And then sometimes I want to go back to the days when manhood was just a myth. When we used to sell wolf tickets about the girls we had been with to try to conceal the fact that we were still pure. When we used to pay local drug addicts to buy us cheap liquor from the Arab stores and drink until we threw up. When we used to have cap sessions for hours. I talked about his fat bottom lip because he tried to clown me about my wide nostrils. Then he talked about my old shoes so I got on him about his black ass mama. That’s when he started getting serious which meant that I had won.
This was before Sean got shot to death and before he went to San Quentin and even before juvenile hall. This was before H.G. lost his mind and started living on the streets and before his girlfriend had his baby and didn’t let him see his own son. This was before Kamari went to prison for life. Before he violated those women and told us that he didn’t do it but the newspaper down in San Jose said otherwise and so did the jury.

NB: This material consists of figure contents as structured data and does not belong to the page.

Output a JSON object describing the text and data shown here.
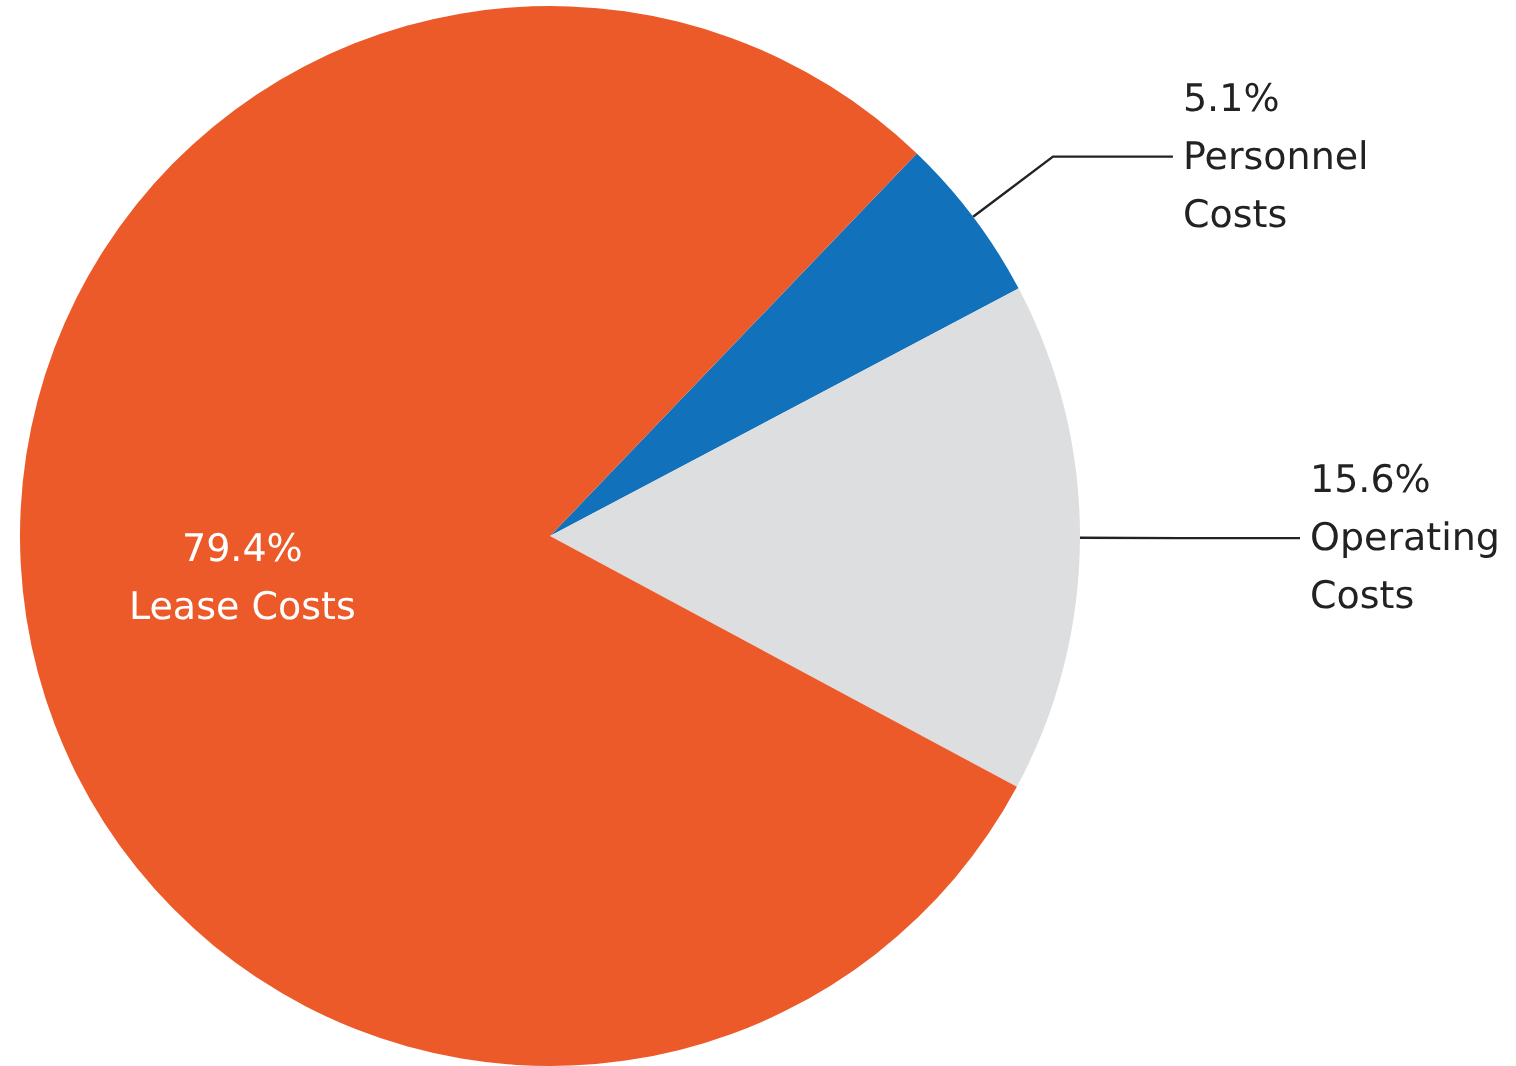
{
  "chart_data": {
    "type": "pie",
    "categories": [
      "Personnel Costs",
      "Operating Costs",
      "Lease Costs"
    ],
    "values": [
      5.1,
      15.6,
      79.4
    ],
    "value_labels": [
      "5.1%",
      "15.6%",
      "79.4%"
    ],
    "colors": [
      "#1172bb",
      "#dddee0",
      "#ec5a2a"
    ],
    "legend": false
  }
}
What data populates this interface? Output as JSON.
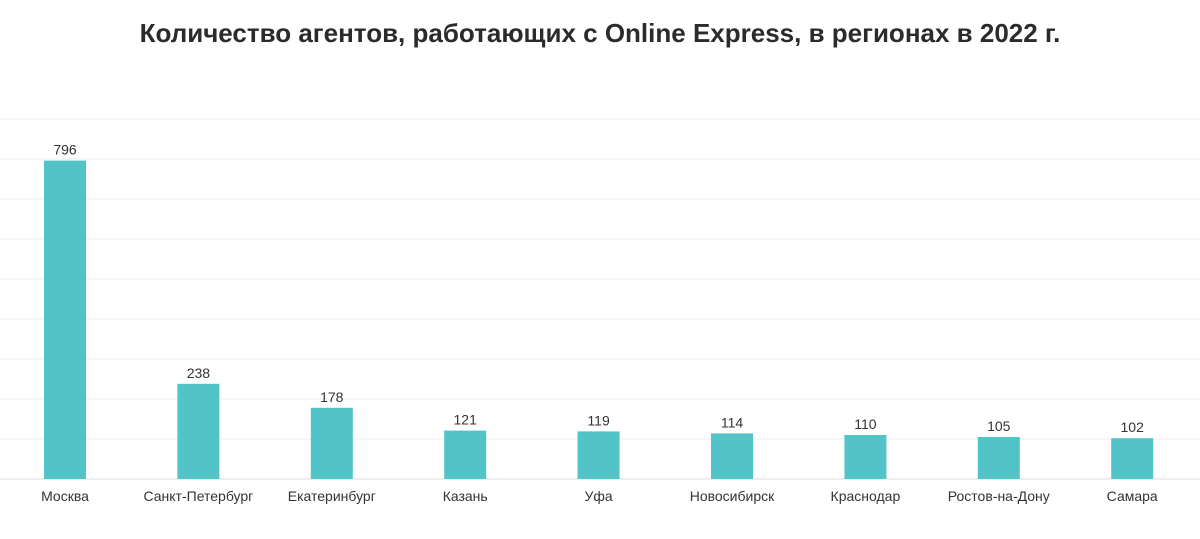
{
  "chart_data": {
    "type": "bar",
    "title": "Количество агентов, работающих с Online Express, в регионах в 2022 г.",
    "categories": [
      "Москва",
      "Санкт-Петербург",
      "Екатеринбург",
      "Казань",
      "Уфа",
      "Новосибирск",
      "Краснодар",
      "Ростов-на-Дону",
      "Самара"
    ],
    "values": [
      796,
      238,
      178,
      121,
      119,
      114,
      110,
      105,
      102
    ],
    "xlabel": "",
    "ylabel": "",
    "ylim": [
      0,
      900
    ],
    "grid": true,
    "grid_step": 100,
    "bar_color": "#52c3c7"
  }
}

This was when we all played junior varsity football and we all wanted to play in the NFL and be millionaires and have all the women and pull up to the club in an old school Mustang or a brand new Lamborghini like Latrell Sprewell, C&H, and The Luniz. When we used to get on the bus all musty after practice and see a girl from school and argue over which one of us should go and try to get her number.
This was before I lost touch and shut down. Before my daughter was born. Before I got arrested for the first time but was never charged and started having daily fantasies about killing the police officers who harassed me and sneaking out-of-town never to return again and being a ghetto folk hero like Frank Matthews.
These were the days when I used to fall in love everyday with some beautiful girl that I couldn’t have as opposed to this day where I have a beautiful women that I don’t know how to love. When we believed in our future success like we believed in the words of Tupac. When we used to roam the halls of our high schools together acting way harder than we ever were. Before I had to write them letters in prison and before I had to visit them in the cemetery and before they came to my house in unkempt clothes and disheveled hair asking for a dollar, we were all friends.
We all wanted to be men. We all wanted to be somebody.